On December 16, 2022, the Kishida administration approved three new strategic documents: the National Security Strategy (NSS), the National Defense Strategy (NDS), and Defense Buildup Program. Can these documents be considered a historic shift in Japan's defense policy?
It is true in the sense that the Japanese government has begun to consider a realistic strategy for national defense based on the real possibility that Japanese territory could be attacked militarily. This can be considered a turning point in Japan's defense policy since the aftermath of World War II, when the principle of pacifism took precedence.
On the other hand, this is not the first time that Japan has tried to shift its national security policy in response to changes in the international environment. The Contingency Legislation in Areas Surrounding Japan (Shūhenjitai-hō), which was passed in 1999 in response to North Korea's development of nuclear weapons and ballistic missiles in the 1990s, envisaged a contingency on the Korean peninsula and was a major milestone. Another major turning point was the Legislation for Peace and Security (Heiwa anzen-hō) of 2015, which partially authorized the exercise of the right of collective self-defense in anticipation of a peripheral contingency that could have a significant impact on Japan's security, with the Taiwan contingency in mind. In other words, Japan has taken realistic steps forward in its security policy over the past 30 years. The recent revision of the three strategic documents can be seen as an extension of the past defense policy, which has made steady progress, rather than a dramatic shift.
Updates to Defense Documents
What, then, is new about the three defense documents? In a word, it is that the strategy was formulated based on the assumption that Japan's territory could be subjected to a real military attack.

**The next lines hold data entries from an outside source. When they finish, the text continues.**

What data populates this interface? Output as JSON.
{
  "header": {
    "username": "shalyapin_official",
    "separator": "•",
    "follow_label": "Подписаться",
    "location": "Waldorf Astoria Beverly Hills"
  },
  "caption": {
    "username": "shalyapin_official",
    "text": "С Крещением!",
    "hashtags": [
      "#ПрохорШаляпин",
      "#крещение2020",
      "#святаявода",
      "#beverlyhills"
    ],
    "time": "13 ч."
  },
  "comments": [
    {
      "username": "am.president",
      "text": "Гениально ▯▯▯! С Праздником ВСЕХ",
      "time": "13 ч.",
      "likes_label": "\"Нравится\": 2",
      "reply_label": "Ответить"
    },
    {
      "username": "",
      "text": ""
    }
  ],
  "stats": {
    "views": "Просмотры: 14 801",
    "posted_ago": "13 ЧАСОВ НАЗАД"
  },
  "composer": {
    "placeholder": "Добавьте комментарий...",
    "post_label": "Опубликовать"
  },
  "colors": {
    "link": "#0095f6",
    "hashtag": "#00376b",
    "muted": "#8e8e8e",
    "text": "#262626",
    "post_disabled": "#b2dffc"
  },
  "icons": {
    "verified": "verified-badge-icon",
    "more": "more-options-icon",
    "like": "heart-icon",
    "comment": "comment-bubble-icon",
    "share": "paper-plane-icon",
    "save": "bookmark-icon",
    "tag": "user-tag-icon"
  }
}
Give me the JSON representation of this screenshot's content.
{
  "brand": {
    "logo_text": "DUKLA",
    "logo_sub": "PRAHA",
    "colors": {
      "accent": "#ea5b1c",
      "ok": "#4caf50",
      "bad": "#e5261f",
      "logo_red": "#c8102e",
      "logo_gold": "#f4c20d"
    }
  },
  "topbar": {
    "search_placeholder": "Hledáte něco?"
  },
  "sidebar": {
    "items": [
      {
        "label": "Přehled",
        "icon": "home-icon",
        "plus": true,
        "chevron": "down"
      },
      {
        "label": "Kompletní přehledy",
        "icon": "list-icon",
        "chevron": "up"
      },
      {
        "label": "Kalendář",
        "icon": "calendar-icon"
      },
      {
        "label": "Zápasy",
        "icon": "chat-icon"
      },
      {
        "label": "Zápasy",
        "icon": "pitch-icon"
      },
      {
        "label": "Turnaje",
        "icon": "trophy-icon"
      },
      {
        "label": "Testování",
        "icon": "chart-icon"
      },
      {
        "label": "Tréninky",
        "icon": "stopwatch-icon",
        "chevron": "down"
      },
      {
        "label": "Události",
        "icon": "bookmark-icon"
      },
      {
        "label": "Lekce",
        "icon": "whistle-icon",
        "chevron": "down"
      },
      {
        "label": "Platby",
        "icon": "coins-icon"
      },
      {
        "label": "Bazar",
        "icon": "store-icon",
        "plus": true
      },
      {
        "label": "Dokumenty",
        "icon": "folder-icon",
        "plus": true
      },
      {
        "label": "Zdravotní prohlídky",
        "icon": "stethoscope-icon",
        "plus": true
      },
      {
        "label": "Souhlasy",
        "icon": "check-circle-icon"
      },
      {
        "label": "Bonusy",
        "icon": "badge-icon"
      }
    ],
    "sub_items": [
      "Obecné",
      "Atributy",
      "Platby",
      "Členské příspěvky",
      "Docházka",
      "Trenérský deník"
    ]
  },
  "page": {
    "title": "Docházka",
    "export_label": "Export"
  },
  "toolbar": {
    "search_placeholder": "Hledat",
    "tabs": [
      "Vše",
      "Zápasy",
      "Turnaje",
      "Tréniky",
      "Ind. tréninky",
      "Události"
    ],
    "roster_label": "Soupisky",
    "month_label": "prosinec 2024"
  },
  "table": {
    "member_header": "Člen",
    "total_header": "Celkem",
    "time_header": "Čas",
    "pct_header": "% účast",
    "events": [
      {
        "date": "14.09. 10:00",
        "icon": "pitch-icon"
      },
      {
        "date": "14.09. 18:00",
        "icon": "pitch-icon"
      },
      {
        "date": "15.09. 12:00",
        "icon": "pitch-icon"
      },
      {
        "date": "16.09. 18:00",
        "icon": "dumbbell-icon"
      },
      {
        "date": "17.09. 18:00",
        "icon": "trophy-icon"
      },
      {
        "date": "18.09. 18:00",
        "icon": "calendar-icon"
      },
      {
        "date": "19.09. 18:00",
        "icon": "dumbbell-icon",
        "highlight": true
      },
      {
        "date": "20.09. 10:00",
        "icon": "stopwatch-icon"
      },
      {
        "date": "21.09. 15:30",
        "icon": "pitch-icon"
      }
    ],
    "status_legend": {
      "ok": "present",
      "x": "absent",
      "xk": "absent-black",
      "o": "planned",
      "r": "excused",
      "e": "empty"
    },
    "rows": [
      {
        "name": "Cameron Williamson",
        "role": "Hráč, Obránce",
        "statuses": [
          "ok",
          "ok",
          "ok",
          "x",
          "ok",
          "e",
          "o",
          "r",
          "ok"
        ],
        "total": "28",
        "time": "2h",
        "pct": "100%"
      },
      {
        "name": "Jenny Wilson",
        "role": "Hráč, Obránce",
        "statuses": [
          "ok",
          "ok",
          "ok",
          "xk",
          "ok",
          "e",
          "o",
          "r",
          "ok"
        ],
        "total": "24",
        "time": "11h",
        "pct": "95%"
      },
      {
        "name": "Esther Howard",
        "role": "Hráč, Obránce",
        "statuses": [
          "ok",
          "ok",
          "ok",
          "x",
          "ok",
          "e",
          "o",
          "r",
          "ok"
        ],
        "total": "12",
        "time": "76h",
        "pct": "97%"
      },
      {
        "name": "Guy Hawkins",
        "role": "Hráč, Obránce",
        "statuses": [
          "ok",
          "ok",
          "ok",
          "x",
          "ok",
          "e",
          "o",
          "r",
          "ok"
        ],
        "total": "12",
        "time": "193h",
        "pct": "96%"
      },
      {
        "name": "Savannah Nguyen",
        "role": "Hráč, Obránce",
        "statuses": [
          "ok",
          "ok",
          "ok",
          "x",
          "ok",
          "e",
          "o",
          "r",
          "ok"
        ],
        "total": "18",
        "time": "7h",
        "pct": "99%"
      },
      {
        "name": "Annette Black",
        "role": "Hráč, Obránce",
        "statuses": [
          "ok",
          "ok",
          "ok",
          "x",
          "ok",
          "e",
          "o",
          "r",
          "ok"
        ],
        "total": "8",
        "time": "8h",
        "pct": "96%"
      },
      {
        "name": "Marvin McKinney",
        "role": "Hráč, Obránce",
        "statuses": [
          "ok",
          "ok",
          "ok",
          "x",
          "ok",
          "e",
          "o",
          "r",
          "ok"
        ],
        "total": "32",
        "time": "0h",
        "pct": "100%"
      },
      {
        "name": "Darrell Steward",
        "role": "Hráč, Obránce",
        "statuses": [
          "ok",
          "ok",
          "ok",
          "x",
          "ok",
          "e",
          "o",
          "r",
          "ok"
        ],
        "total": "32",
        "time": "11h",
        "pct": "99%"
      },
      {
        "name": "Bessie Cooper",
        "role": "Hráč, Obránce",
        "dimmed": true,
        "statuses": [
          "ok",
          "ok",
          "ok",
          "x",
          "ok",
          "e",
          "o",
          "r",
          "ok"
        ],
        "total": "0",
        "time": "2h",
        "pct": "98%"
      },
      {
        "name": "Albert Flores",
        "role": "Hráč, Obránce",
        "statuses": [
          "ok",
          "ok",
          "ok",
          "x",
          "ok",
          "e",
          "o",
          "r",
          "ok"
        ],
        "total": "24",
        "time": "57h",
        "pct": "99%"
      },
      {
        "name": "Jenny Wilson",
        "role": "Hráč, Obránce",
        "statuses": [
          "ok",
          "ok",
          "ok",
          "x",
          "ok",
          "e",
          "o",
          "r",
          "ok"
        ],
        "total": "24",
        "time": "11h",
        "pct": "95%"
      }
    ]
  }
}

The emphasis in the objectives of both the NSS and the NDS is the strengthening of Japan's own defense capabilities. The NDS states, "Amid the most severe and complex security environment since the end of WWII, Japan needs to squarely face the grim reality and fundamentally reinforce Japan’s defense capabilities, with a focus on opponent capabilities and new ways of warfare, to protect the lives and peaceful livelihood of Japanese nationals.”
The Contingency Legislation in Area Surrounding Japan in 1999 and Peace and Security Legislation in 2015 had security cooperation with the United States in contingencies around Japan in mind. In both cases, the point of contention domestically was the extent to which Japan could exercise its right of collective self-defense, which had not been recognized previously based on government interpretations of the constitution. The Contingency Legislation in Area Surrounding Japan clarified what Japan could do in cooperation with the United States within the scope of constitutional interpretation that prohibited the exercise of collective self-defense in a peripheral contingency. The Peace and Security Legislation changed the cabinet's interpretation of the constitution to allow Japan to partially exercise the right of collective self-defense, thereby broadening the scope of cooperation with the United States and creating more opportunities for contingency planning.
Given the precedent established by the 2015 legislation, the constitutional debate did not feature prominently in the process of formulating the three new strategic documents. In fact, more emphasis was placed on Japan exercising the right of individual self-defense, in other words developing new capabilities to better defend the nation. The NSS recognizes that "Russia’s aggression against Ukraine has easily breached the very foundation of the rules that shape the international order,” and that similar acts of aggression cannot be ruled out in East Asia given the threat posed by Chinese coercion. In this context, Japan is working to fundamentally strengthen its defense capabilities. Specifically, “Japan will respond to situations in a multi-layered way by cross domain operation capabilities that enhance the Japan Self-Defense Forces (SDF) capabilities overall, through the synergy of organically integrated capabilities in space, cyberspace, and electromagnetic domains as well as in ground, maritime and air, and by stand-off defense capabilities and other capabilities that will enable us to respond to invading forces from outside the sphere of threats.”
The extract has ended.